I don't know how long such a simple trick will work on larger sites. But other options are possible.

[–] [email protected] 8 points 1 year ago (9 children)

Couldn't the bots just be programmed to not fill out that field? Or not fill out any field flagged as hidden?

[–] [email protected] 11 points 1 year ago (7 children)

You'd think so.

But it's not flagged as hidden. Instead you use CSS to set display as none. So the bot needs to do more than look at the direct HTML. It needs to fully analyze all the linked HTML, CSS, and even JavaScript files. Basically it needs to be as complex as a whole browser. It can't be a simple script anymore. It becomes impracticality complicated for the not maker.

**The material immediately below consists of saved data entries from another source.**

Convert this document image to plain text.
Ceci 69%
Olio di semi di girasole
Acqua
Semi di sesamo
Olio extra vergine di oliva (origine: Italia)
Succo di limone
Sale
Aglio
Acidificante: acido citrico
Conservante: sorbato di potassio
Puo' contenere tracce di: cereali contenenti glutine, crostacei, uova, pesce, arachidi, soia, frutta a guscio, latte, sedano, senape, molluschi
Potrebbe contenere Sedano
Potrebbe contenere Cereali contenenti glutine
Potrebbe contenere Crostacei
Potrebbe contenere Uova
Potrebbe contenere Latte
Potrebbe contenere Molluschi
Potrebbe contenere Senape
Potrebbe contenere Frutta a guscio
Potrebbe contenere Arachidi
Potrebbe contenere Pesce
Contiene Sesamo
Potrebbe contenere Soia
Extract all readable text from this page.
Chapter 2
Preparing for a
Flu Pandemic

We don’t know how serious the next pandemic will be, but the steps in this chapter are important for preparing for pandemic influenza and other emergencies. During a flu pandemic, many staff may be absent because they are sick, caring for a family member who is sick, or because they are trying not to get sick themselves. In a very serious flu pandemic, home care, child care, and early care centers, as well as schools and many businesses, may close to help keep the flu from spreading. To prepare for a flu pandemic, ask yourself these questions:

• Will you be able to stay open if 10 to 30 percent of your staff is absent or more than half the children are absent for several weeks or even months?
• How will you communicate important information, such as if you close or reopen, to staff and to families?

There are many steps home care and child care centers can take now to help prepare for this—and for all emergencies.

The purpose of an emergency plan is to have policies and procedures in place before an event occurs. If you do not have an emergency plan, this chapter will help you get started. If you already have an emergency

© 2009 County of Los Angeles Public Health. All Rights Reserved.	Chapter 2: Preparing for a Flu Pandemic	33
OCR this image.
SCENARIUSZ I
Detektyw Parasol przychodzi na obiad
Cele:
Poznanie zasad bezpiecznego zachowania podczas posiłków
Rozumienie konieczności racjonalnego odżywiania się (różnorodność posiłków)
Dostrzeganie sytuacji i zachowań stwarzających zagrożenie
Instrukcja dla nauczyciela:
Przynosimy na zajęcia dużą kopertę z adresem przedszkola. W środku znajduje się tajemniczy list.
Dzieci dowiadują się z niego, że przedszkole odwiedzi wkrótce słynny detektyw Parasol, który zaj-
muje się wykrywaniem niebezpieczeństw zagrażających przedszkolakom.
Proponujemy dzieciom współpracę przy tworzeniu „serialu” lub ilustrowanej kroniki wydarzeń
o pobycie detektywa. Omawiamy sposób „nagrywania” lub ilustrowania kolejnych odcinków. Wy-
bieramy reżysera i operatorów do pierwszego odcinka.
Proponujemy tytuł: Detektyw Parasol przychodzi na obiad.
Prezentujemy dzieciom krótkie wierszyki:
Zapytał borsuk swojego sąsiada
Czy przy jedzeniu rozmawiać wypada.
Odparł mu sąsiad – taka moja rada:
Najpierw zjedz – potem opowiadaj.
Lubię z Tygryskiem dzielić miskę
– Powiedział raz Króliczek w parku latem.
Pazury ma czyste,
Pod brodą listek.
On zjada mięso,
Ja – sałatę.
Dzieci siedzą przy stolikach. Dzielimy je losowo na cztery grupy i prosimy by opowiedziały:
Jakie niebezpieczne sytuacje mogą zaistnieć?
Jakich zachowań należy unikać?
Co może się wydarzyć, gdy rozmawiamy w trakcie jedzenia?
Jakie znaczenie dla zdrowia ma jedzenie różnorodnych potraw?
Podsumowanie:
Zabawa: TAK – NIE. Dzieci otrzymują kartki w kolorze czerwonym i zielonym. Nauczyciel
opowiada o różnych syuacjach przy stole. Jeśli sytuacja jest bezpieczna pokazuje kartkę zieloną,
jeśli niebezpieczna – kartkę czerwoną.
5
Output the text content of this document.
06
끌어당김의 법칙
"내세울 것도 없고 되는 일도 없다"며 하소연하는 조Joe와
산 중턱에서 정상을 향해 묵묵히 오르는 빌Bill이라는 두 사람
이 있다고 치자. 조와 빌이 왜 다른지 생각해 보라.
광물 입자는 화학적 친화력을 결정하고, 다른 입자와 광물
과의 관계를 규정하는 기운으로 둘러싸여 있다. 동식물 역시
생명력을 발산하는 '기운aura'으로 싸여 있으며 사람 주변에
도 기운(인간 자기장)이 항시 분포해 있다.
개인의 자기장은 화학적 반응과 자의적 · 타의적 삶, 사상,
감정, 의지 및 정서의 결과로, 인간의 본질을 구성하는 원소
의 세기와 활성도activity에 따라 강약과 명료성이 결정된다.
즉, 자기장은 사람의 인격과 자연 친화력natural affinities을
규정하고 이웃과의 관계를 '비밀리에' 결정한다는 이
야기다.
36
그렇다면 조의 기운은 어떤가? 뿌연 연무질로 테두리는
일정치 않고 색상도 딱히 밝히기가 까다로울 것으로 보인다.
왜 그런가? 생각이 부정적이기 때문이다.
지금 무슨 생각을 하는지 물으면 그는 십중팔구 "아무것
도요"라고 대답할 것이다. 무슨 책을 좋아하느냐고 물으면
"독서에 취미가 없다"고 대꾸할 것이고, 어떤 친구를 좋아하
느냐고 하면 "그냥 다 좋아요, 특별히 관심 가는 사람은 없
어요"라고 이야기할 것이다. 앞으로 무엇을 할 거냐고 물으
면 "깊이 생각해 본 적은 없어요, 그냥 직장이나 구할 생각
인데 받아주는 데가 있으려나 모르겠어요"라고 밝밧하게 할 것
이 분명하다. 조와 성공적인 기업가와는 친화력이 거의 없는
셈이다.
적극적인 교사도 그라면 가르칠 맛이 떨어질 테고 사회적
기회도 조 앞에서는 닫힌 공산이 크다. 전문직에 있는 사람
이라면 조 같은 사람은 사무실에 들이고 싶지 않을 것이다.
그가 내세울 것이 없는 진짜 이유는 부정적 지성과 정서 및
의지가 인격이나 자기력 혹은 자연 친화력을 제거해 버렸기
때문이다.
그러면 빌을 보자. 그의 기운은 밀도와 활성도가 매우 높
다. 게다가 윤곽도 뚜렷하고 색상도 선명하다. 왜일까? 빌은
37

[–] [email protected] 10 points 1 year ago (1 children)

This might work against very generic bots, but it won't work against specialized bots. Those wouldn't even need to parse the DOM, just recreate the HTTP requests.

[–] [email protected] 8 points 1 year ago (1 children)

Which is why you'd need something else for popular sites worth targeting directly. But there are more options than standard capta's. Replacing them isn't necessarily a bad idea.

[–] [email protected] 6 points 1 year ago (1 children)

This is what I'm worried about. As the fediverse grows and gains popularity it will undoubtedly become worth targeting. It's not hard to imagine it becoming a lucrative target for things like astroturfing, vote brigading etc bots. For centralized sites it's not hard to come up with some solutions to at least minimize the problem. But when everyone can just spin up a Lemmy, Kbin, etc instance it becomes a much, much harder problem to tackle because instances can also be ran by bot farms themselves, where they have complete control over the backend and frontend as well. That's a pretty scary scenario which I'm not sure can be "fixed". Maybe something can be done on the ActivityPub side, I don't know.

[–] [email protected] 6 points 1 year ago (1 children)

That's where simple defederation happens. It's mostly why behaww cut off lemmy.world.

[–] [email protected] 5 points 1 year ago (2 children)

What if you have 100s or 1000s of such instances? At some point you defeat the entire purpose of the federation.

[–] [email protected] 3 points 1 year ago

That's when you go to a federation white-list, instead of black-list.

[–] [email protected] 2 points 1 year ago* (last edited 1 year ago)

I foresee islands of instances not federated with each other, like cities without a road connecting them. There could be an island of instances that will be full of bots and illegal shit with open sign ups, and there will be other islands with stricter requirements, effectively no bots run by people who want good social media.